When evaluating players, front offices look beyond the numbers. They must discern a player’s makeup – the baseball word for character – and how he fits in the organization. This is especially true when big contracts, like the one Swanson has earned, are in play.

It begs the question: How much should a player’s intangible qualities be weighted?

“For a guy like him, a lot,” Riley said. “He’s been through the early stages when we weren’t very good early on and then to get to where we are now, to winning a championship last year. He’s been through it all, he’s seen it all, and doing it at a premier spot like shortstop. He’s only going to get better at the plate. To me, he should’ve already won a Gold Glove defensively. For me, I wouldn’t want anyone else.”

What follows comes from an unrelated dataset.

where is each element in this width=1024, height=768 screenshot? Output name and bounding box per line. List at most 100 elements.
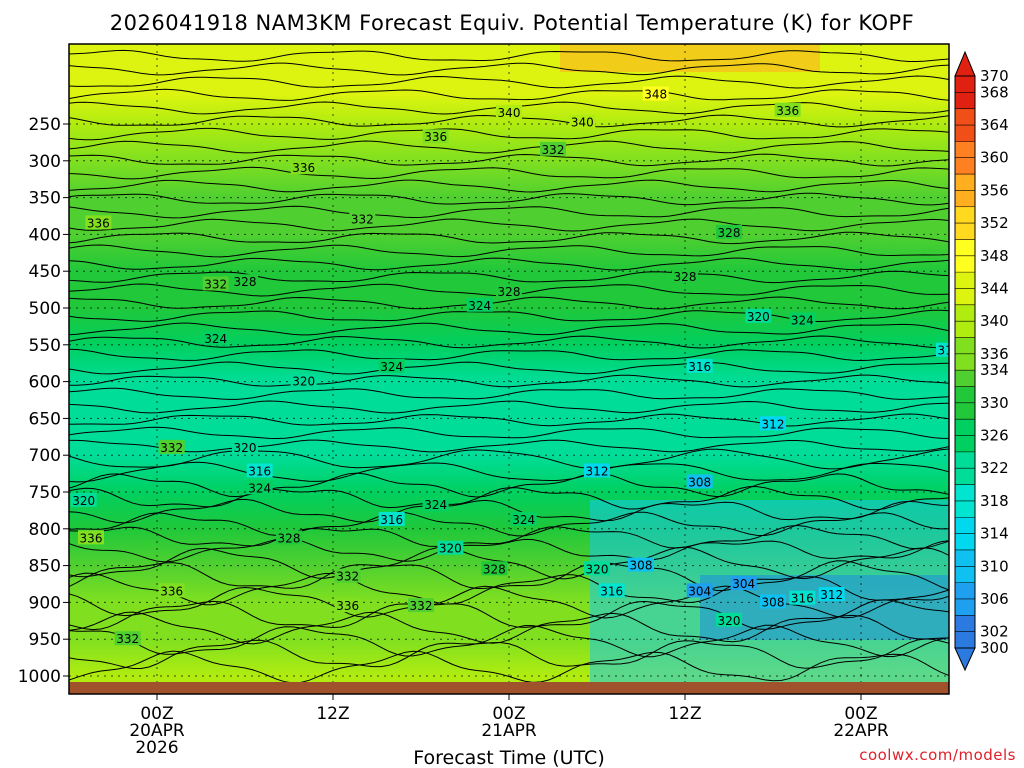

“You’re around the same guys every day, so when you have good people around, it makes the quality of your day – day in, day out – just that much better,” Fried said. “When you’re coming to the park and you want to be there and you’re enthusiastic and you’re not dreading it, you’re really looking forward to each and every day, it shows up exponentially on the field. When you have a bunch of really good guys around, it just is a better clubhouse environment, and you can tell that it shows on the field and results in wins.”

The Dodgers’ Trea Turner will be a free agent after this season. Minnesota’s Carlos Correa – you probably associate him more with Houston – has a player option for next season, so he could be available. But those guys will probably cost more, and Swanson entered Sunday with more Wins Above Replacement, according to Baseball Reference, than Turner and Correa (all three are close).

Swanson has, without question, been one of baseball’s top shortstops this season. He also loves Atlanta and has been impactful in the clubhouse. This is a good recipe for a long-term partnership.

“We’d love to have him back,” Matzek said. “It’s out of our control as players – whatever shakes out, shakes out. But I know that even if he’s not in this clubhouse, he’s in the clubhouse. And what I mean by that is that he’s rubbed off on so many players in this clubhouse that a little piece of Dansby is going to be left behind in every single player. His game shows up in everybody.”

Swanson, whose faith is important to him, does not know where his journey will lead. But he is intent on leaving it in God’s hands.

“I think you, in a way, kind of have to,” Swanson said. “There’s been so many times that I’ve trusted my own understanding and it never works out for you. Just even this season for Mal and I – season of life, not just baseball season – a lot of things you question or don’t have clarity on and the more you try to dig in yourself, the more you kind of feel like you’re being led astray. I feel like we’ve really talked a lot about just surrendering it all over. Just where we’ll be, and we’re saying that where we’re supposed to be is going to be impactful for God and his kingdom.

“Just trying to keep that perspective is challenging and hard, but I think it’s the right way to go. Knowing that trusting in a plan that you may not understand is going to lead to bigger and greater blessings of whatever that’s supposed to look like. It’s not easy, it’s definitely challenging, but from life experiences, that’s the right way to do things.”